In spite of his jealousy and pride, Mokasa was able to convince his wife to use her connections to advance himself. Against advice from family and close friends Caroline used her influence to secure her husband a position in the health ministry as a financial advisor. In a letter to a friend her elderly father wrote…”It is no longer qualifications or what you know but who you know that determines things in this new Kenya. I have very little confidence in the future…”

Around this time a new director of Nursing Services arrived at the ministry. The high-flying doctor was popular with medical staff and ministry officials and it was rumoured that he was destined for big things in government. It was the nature of his position that he consulted with Caroline on a daily basis and they frequently travelled together on official engagements. The young doctor was now pursuaded by political contacts to stand for parliament in a by-election. It was hoped that upon election he would secure the health assistant ministry.

It was time for Timothy Mokasa to strike: without warning he sued the young director. He had hoped to stop the doctor’s political career in its tracks and get some money in the process. He cited the close working relationship between the young doctor and his wife as merely a cover for an outrageous adulterous affair. The case was over in 3 weeks. Mokasa the lousy lawyer lost the suit and the young doctor emerged with his cotton clean image intact. The vengeful Mokasa now vowed that he would never grant his wife a divorce.

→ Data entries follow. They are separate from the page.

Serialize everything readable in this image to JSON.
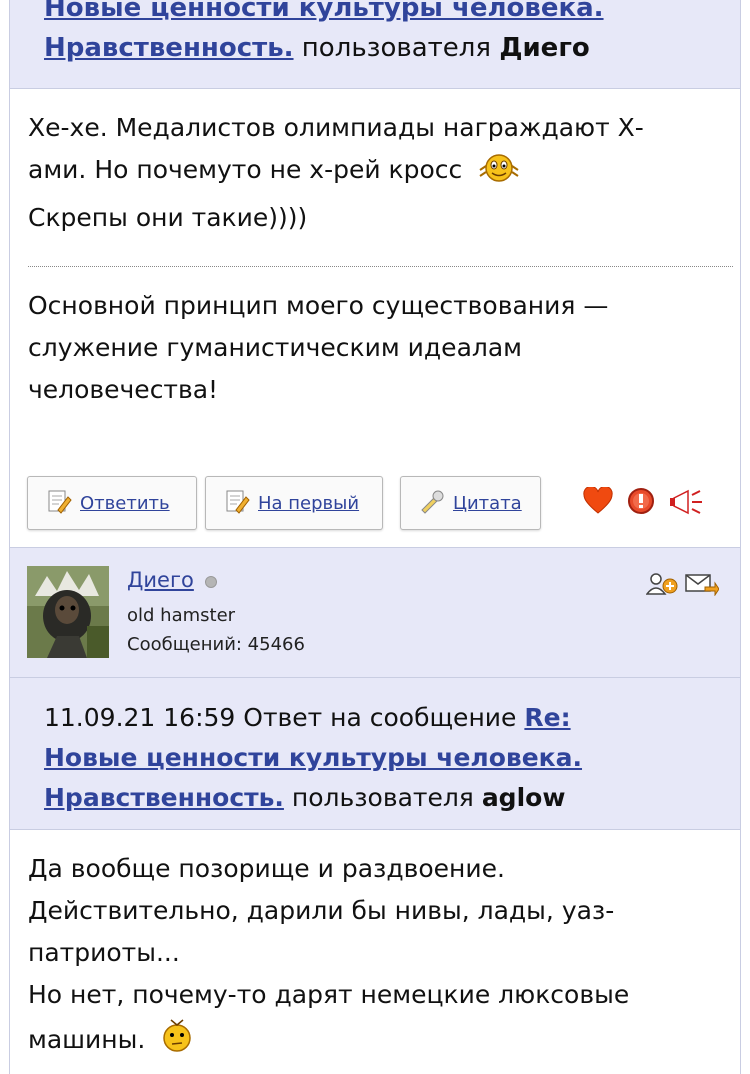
{
  "top_header": {
    "subject_line1": "Новые ценности культуры человека.",
    "subject_line2": "Нравственность.",
    "by_label": "пользователя",
    "author": "Диего"
  },
  "post1": {
    "line1": "Хе-хе. Медалистов олимпиады награждают Х-",
    "line2": "ами. Но почемуто не х-рей кросс",
    "line3": "Скрепы они такие))))",
    "smiley": "laughing-smiley-icon"
  },
  "signature": {
    "line1": "Основной принцип моего существования —",
    "line2": "служение гуманистическим идеалам",
    "line3": "человечества!"
  },
  "buttons": {
    "reply": "Ответить",
    "to_first": "На первый",
    "quote": "Цитата"
  },
  "action_icons": [
    "heart-icon",
    "report-icon",
    "megaphone-icon"
  ],
  "user": {
    "name": "Диего",
    "title": "old hamster",
    "messages": "Сообщений: 45466",
    "status": "offline",
    "icons": [
      "add-friend-icon",
      "send-message-icon"
    ]
  },
  "reply_header": {
    "datetime": "11.09.21 16:59",
    "reply_text": "Ответ на сообщение",
    "subject_prefix": "Re:",
    "subject_line1": "Новые ценности культуры человека.",
    "subject_line2": "Нравственность.",
    "by_label": "пользователя",
    "author": "aglow"
  },
  "post2": {
    "line1": "Да вообще позорище и раздвоение.",
    "line2": "Действительно, дарили бы нивы, лады, уаз-",
    "line3": "патриоты...",
    "line4": "Но нет, почему-то дарят немецкие люксовые",
    "line5": "машины.",
    "smiley": "thinking-smiley-icon"
  },
  "colors": {
    "header_bg": "#e7e8f8",
    "link": "#30449b",
    "border": "#c9cde2"
  }
}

Unfortunately for Caroline, Mokasa had used every dirty trick in trying to put his case forward. Now her reputation was in tatters. The intense media interest and declining health forced her to retire from public life. In 1985, Caroline left her husband. She managed to subsist on her earnings as an author, but Mokasa claimed these as his own. He argued successfully in court that, as her husband, Caroline’s earnings were his in law. All her book earnings were surrendered to Mokasa. Caroline got her own back by using the law to her advantage. She ran up bills in her husband’s name and when creditors came for payment she told them that they could sue her husband.

Caroline refused to go back home to her parents prefering to live in Nairobi. Her son studied medicine at the uni going on to become a succesful surgeon. Caroline was never divorced from her husband. The long years of stress took their toll and Caroline was diagnosed with terminal cancer.

As her illness progressed she wrote to a friend of her “strong desire to be free…. I have been locked in a cage of unhappiness for much too long. When my time comes to go please do not put me in a box in the ground. I don’t think my spirit could take it.”